Preface

Formal foundations for program security

This volume uses Rocq to lay down formal foundations for the security of programs, by (1) setting clear security goals, (2) investigating enforcement mechanisms, and (3) proving that the mechanisms achieve their goals. In a bit more detail:
(1) We set clear security goals by mathematically defining what it means for a program to be secure with respect to a precise attacker model. The security goals we investigate are various information-flow security properties, formalized as variants of noninterference. Noninterference precisely expresses what it means for a program to not leak secrets to attackers with various capabilities. For instance, we investigate attackers that can observe (part of) the final result or state of the computation, or explicit program outputs happening during execution, or side-channel observations (e.g., the branches and memory addresses accessed by the program, as assumed by cryptographic constant-time programming discipline). We also investigate attackers that can influence the program by causing speculative execution to take the wrong branch in a conditional.
(2) We investigate various static and dynamic information-flow control enforcement mechanisms aimed at achieving specific noninterference properties. In particular we investigate enforcement via various security type systems, secure multi-execution, and a program transformation called Speculative Load Hardening (SLH).
(3) Finally, we prove in Rocq that these enforcement mechanisms do indeed achieve their desired security goal. For instance, we prove that a standard type system that prevents branch conditions and memory accesses that may depend on secrets indeed achieves cryptographic constant-time security, and also that together with the SLH transformation it achieves speculative constant-time security.

Expected audience

This volume can be of interest to anyone curious about the security applications of the concepts from the Logical Foundations volume and, more generally, those interested in a formal approach to security that is solidly grounded in fully mechanized Rocq proofs. This volume can also serve as a start for research in this area, and the Postscript presents a few illustrative security research projects involving machine-checked proofs.
This volume directly builds on the material in the Logical Foundations volume and the two can be used together in a one-semester course. We try not to assume prior knowledge in security and would appreciate your feedback if you find places in the volume where this can be improved.

Further reading

This volume is intended to be self-contained, but readers looking for a deeper treatment of particular topics will find some suggestions for further reading as citations in the technical chapters and in the Postscript chapter. Bibliographic information for all cited works can be found in the Bib file.
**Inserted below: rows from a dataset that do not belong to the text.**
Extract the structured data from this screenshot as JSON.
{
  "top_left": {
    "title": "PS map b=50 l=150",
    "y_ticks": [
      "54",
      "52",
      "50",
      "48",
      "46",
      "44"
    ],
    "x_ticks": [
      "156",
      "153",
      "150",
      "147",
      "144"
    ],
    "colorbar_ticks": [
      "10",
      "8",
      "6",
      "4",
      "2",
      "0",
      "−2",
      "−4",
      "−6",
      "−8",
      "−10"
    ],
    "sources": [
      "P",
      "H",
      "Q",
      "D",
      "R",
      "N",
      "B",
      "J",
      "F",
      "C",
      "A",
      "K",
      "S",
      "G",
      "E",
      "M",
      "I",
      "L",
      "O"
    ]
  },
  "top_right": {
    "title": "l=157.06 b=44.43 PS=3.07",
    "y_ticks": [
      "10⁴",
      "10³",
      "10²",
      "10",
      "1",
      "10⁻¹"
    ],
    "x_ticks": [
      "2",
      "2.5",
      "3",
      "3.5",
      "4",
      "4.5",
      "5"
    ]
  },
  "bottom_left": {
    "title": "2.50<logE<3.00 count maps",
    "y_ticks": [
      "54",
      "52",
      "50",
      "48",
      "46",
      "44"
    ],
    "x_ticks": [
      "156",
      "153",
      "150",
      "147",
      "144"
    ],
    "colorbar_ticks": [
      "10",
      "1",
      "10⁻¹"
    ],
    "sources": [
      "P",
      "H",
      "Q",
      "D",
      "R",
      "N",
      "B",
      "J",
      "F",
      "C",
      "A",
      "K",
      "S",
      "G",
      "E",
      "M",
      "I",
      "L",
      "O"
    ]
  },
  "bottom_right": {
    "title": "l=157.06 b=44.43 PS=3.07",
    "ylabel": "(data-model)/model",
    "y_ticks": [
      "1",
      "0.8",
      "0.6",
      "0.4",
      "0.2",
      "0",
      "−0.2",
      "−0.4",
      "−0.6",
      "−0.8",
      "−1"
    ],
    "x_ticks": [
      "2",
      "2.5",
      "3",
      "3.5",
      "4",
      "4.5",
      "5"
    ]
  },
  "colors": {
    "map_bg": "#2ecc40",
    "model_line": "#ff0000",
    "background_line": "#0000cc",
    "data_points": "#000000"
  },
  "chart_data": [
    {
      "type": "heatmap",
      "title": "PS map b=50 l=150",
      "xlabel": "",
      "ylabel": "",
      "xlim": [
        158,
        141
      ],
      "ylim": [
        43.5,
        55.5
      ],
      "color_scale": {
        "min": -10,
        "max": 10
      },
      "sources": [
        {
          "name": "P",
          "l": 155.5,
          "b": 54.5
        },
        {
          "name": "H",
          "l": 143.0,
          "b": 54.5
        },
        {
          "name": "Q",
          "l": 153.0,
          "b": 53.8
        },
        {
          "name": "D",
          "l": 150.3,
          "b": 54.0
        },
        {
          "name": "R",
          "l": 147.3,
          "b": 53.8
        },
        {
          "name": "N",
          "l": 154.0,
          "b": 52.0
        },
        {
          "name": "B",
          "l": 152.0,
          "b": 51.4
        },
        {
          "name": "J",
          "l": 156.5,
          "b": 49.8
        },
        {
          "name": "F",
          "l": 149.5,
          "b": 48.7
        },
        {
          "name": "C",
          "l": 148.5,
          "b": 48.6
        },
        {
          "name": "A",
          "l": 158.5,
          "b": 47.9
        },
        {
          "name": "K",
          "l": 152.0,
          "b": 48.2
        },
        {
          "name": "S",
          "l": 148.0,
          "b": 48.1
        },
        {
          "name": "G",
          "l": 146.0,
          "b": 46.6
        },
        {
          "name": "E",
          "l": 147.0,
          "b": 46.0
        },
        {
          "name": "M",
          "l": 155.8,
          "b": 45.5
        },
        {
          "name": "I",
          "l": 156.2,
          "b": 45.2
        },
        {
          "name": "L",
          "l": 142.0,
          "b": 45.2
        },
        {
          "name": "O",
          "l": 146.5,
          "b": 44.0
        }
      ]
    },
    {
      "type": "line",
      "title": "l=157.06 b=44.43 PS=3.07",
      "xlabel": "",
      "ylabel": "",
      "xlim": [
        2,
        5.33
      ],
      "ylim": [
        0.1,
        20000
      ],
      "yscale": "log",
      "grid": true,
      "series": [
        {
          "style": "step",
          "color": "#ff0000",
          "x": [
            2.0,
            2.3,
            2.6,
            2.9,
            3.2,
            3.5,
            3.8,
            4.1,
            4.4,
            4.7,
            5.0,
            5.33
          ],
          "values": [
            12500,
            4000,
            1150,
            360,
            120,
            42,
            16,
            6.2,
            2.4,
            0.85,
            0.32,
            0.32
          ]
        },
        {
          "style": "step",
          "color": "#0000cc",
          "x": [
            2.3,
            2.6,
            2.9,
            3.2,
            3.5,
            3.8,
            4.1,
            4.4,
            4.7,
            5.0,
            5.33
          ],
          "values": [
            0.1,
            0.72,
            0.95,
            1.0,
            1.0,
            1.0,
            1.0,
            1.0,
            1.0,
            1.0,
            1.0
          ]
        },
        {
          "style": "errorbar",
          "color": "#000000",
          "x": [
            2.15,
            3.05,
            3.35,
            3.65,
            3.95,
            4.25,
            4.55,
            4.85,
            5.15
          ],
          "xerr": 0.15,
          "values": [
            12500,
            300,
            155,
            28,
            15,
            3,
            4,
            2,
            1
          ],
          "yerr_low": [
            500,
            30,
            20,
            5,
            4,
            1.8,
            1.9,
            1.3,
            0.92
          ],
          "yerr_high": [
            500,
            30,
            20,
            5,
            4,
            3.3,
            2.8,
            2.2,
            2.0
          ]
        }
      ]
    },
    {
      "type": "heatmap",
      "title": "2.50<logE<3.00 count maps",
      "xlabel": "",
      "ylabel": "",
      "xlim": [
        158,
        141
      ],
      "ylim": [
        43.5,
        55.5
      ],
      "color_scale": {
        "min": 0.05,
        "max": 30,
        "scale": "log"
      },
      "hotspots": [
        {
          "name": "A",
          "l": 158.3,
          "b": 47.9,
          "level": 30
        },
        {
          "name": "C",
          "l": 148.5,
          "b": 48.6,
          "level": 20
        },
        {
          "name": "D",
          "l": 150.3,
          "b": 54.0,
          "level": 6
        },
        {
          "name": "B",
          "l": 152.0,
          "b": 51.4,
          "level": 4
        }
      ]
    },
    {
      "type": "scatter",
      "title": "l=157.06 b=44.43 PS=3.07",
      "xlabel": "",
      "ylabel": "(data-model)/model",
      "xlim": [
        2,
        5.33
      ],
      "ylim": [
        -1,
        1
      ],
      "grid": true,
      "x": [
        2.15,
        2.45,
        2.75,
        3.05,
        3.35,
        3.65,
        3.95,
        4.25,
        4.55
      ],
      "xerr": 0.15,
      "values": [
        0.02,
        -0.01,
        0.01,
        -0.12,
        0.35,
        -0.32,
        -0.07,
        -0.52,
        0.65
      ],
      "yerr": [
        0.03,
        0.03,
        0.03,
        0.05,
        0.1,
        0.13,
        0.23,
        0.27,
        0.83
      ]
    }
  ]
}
Recommended citation format

If you want to refer to this volume in your own writing, please do so as follows:
    @book {Hritcu:SF7,
    author = {Cătălin Hriţcu},
    editor = {Benjamin C. Pierce},
    title = "Security Foundations",
    series = "Software Foundations",
    volume = "7",
    year = "2025",
    publisher = "Electronic textbook",
    note = {Version 0.2,
                      \URL{http://softwarefoundations.cis.upenn.edu} },
    }

Feedback or any other contribution welcome

We plan to continue improving and expanding this volume, so any feedback on it or any other contribution would be much appreciated.

Thanks

This volume originated from teaching materials for courses we taught at Ruhr Uni Bochum and we would like to thank the students taking these courses for putting up with very rough early drafts of these materials. We also thank all people who have contributed to this volume (the people we remembered are listed on the cover page of this volume).